Michael William Cardell
July 19, 1949 – December 10, 2025
Nothing about Michael was rushed, careless, or halfway done. His philosophy was not the cliché “measure twice, cut once.” His was draw, plan, think, measure, (rethink), list, gather, measure again, and only then, finally, cut. His life was a practice of devotion disguised as method. He created an artistry of care behind every small detail.
Even the way he put on a shirt had a choreography: the fabric laid across his lap, tag to the right, front gathered just so, right arm in, head through, left arm after. The exact same entirely smooth motion every time, including the very last time he did it. He hummed through nearly every waking hour of his life. A constant, unconscious soundtrack of melodies. As his illness advanced and air became scarce, the humming faded, but not the music; it simply moved inward.
He was a worrier. But his worry was simply another form of love. His love language. Anyone who brought him a plan, an idea, or the seed of a difficult day received the same thing: a checklist, a thoughtful sequence of steps meant to carry them safely through. Sometimes this earned him an affectionate eye-roll. Almost always, he turned out to be right.
Michael was a private man, deep in ways that could astonish you. He softened instantly with his daughters, his girls, and carried deep in his heart his love of daughter Maelen, lost in 2012, for all the days of his life.
He loved widely and expressively. He left notebooks filled with songs, poems and musings. He crafted words into story. Most days that last year, he read them aloud to his beloved.
For thirty years he carried a torn scrap of paper in his wallet, folded again and again until the pencil left a permanent shadow. On it were three words written by Ede in December 1995: I love you. He kept it through the years they were together and the years they were apart. That was the measure of his devotion.
He was a Renaissance man in the truest sense: a songwriter, a painter, a metalworker, a sculptor, a builder of things. He held jobs ranging from drummer (in a band called The Monkey Men) to home construction to deep earth mining and foundry work.
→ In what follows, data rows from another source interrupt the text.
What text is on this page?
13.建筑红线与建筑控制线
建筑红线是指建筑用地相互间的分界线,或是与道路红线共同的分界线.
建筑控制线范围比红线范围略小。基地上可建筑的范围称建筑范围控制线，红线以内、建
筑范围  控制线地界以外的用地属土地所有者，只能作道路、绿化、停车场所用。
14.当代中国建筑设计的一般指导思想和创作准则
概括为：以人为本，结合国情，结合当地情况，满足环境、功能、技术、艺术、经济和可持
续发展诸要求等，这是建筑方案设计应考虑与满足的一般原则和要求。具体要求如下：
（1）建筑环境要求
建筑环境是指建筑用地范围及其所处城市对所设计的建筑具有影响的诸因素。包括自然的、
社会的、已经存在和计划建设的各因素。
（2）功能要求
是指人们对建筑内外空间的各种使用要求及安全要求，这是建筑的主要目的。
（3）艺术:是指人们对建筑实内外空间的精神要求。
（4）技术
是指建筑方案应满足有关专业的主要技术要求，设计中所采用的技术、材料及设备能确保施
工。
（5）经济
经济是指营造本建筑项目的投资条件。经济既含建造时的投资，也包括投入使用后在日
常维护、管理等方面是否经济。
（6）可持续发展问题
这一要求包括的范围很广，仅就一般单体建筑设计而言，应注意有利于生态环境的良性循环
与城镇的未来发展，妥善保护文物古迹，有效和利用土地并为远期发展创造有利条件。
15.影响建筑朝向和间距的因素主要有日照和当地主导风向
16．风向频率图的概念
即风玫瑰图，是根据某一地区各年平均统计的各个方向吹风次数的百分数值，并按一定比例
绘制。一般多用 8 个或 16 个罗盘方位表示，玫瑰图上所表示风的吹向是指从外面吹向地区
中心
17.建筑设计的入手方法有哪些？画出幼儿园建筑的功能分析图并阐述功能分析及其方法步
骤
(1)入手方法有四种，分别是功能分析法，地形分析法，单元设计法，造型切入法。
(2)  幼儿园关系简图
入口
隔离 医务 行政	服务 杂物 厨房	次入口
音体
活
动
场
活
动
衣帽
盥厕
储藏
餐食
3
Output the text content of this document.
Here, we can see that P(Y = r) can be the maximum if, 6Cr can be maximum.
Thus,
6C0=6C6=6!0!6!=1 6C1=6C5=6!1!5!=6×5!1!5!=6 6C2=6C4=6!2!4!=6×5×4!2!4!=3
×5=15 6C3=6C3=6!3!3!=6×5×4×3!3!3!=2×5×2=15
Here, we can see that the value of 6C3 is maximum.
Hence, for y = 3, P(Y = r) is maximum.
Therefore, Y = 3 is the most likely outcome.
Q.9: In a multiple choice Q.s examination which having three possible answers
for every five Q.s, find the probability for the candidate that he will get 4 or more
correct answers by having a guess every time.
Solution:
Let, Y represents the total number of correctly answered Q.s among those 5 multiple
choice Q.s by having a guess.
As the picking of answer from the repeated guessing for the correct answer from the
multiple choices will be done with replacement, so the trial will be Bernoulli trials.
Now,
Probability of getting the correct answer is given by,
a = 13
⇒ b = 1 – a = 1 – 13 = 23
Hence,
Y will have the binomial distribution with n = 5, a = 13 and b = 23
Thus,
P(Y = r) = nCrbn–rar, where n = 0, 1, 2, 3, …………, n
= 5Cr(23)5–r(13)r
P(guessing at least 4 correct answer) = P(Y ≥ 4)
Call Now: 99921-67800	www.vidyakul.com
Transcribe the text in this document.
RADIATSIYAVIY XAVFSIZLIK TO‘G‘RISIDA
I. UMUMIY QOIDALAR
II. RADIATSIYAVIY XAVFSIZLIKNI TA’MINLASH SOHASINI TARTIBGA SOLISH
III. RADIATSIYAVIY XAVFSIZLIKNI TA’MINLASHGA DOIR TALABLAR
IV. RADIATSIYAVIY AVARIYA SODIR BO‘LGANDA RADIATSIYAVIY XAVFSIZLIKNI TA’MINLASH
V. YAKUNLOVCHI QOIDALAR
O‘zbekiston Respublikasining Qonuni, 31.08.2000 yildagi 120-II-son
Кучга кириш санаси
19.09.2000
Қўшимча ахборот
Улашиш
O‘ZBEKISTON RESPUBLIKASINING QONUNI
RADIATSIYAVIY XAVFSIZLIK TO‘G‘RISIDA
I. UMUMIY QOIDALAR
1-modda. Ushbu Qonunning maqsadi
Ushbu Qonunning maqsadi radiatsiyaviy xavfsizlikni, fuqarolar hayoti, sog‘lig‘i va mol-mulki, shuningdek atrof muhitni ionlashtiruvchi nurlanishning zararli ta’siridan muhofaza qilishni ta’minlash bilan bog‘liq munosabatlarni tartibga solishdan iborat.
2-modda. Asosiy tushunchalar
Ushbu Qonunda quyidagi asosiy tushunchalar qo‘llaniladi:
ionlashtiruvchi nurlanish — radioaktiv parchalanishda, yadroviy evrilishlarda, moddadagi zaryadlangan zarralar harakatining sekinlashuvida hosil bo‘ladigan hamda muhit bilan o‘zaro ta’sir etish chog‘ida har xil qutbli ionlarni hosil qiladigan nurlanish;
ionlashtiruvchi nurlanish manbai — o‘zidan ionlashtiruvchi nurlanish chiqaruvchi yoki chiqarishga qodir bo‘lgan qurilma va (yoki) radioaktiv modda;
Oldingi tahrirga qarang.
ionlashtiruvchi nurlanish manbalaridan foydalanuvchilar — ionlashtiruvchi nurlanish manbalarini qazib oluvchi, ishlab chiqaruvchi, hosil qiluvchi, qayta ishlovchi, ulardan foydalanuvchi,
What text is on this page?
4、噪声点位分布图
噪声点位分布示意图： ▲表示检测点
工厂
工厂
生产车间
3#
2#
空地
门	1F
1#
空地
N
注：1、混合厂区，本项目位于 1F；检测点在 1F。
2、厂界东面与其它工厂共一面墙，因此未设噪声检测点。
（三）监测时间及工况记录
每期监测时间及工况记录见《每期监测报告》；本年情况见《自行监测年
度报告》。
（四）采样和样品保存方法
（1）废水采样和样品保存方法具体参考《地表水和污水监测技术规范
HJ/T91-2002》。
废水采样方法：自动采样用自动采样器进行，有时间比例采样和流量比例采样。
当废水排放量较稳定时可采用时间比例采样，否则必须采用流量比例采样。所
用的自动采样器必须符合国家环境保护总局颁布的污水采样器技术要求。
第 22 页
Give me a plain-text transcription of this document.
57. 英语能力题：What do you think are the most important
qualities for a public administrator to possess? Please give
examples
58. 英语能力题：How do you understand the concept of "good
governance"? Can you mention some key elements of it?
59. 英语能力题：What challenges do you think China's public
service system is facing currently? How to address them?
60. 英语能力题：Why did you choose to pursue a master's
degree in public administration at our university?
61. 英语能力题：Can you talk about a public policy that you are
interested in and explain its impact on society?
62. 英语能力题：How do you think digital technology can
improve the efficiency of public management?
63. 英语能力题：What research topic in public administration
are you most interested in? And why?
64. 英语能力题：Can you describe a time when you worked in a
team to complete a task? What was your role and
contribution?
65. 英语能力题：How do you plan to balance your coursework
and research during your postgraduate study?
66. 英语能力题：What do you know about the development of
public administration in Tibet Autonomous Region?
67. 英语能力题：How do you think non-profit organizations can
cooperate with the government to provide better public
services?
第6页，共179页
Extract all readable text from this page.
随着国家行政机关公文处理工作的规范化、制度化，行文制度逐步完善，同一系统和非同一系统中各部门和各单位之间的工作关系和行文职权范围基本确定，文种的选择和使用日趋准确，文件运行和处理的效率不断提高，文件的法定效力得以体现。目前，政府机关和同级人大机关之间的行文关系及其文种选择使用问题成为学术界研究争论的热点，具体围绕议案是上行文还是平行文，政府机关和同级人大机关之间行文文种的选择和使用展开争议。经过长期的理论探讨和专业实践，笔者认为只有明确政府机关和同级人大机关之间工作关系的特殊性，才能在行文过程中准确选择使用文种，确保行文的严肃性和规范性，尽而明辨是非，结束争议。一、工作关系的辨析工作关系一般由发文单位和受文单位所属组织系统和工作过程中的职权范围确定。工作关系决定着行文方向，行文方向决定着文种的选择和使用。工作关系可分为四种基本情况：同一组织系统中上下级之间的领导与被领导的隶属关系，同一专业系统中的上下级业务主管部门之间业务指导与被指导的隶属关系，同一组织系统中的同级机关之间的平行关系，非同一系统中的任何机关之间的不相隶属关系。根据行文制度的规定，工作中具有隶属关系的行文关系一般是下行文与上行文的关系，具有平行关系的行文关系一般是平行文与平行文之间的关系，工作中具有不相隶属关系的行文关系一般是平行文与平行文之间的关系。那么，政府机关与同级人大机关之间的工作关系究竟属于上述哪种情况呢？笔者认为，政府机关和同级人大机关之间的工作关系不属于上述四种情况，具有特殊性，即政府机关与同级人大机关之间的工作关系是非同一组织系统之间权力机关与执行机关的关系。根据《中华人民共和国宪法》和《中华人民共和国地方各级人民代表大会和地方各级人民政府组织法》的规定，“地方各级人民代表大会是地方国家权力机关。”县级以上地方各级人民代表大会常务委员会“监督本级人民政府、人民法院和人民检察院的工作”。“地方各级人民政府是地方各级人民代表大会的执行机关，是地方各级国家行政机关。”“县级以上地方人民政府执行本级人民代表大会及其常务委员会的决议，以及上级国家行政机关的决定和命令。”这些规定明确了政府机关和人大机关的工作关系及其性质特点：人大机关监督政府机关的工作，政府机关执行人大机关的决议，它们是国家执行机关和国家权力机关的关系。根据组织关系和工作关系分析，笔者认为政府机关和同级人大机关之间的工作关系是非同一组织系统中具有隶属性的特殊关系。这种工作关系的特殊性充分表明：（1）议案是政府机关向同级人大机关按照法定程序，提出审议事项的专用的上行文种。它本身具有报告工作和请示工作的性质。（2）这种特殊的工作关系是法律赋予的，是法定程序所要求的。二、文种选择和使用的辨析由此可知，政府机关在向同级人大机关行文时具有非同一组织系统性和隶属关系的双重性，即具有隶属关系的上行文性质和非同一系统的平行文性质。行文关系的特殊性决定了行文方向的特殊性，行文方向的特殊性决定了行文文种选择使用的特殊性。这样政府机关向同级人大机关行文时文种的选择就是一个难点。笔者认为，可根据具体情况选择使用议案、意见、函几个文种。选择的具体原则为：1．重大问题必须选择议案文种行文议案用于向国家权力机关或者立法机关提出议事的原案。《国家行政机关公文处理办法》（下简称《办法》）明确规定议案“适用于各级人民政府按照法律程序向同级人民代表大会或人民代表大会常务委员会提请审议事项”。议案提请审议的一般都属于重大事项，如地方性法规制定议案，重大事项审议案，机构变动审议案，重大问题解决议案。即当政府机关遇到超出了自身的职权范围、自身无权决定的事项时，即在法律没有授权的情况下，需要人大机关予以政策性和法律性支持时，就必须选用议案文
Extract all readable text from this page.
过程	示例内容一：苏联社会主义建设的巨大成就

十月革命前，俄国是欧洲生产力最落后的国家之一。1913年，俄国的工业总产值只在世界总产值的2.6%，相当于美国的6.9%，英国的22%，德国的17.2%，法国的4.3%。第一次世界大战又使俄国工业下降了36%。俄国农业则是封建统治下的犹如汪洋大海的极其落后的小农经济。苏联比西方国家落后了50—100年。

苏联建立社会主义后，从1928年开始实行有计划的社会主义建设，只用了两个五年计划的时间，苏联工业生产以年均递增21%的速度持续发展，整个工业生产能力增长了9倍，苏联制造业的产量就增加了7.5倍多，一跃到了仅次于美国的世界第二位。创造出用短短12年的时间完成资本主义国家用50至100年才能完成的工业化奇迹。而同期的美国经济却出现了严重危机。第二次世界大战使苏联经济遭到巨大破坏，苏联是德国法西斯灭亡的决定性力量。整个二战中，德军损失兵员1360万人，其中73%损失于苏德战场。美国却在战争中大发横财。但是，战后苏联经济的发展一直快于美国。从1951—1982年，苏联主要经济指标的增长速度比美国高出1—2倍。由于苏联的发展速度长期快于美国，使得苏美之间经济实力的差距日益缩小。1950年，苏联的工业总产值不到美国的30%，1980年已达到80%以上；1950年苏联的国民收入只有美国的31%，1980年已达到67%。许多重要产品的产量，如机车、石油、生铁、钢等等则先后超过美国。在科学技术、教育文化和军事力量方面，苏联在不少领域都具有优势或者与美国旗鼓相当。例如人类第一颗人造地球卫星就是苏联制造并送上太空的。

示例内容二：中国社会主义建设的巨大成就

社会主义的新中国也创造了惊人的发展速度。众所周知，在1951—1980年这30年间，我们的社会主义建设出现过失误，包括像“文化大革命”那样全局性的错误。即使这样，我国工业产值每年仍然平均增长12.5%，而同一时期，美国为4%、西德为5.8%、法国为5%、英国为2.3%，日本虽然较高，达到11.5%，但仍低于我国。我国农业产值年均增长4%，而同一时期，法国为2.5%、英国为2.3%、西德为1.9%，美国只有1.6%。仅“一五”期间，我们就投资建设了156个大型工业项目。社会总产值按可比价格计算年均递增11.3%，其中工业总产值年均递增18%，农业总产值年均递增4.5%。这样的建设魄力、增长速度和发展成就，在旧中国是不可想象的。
He noticed small kindnesses. Even when the world went digital he always carried a few dollars in his wallet so the vet on the corner had something to eat. He listened in a way that opened people up. He carried a gentleness that never ever wavered. In his final days, even as breath became scarce and consciousness slipped in and out like tidewater, he remained who he had always been. Early in the morning he died, aware of Ede beside him, he asked whether the stray cats outside had been fed and whether there was gas in the Jeep. That was Michael: thinking of others, tending to the world, loving until the end.
He leaves behind those who adored him. His love is left swirling around his many dear friends, daughter Karly and John, grandson Roi, daughter Cheyenne and Andy, and his wife Ede, who was loved by him deeply and profoundly.
The road was not long enough, but oh, it was wide.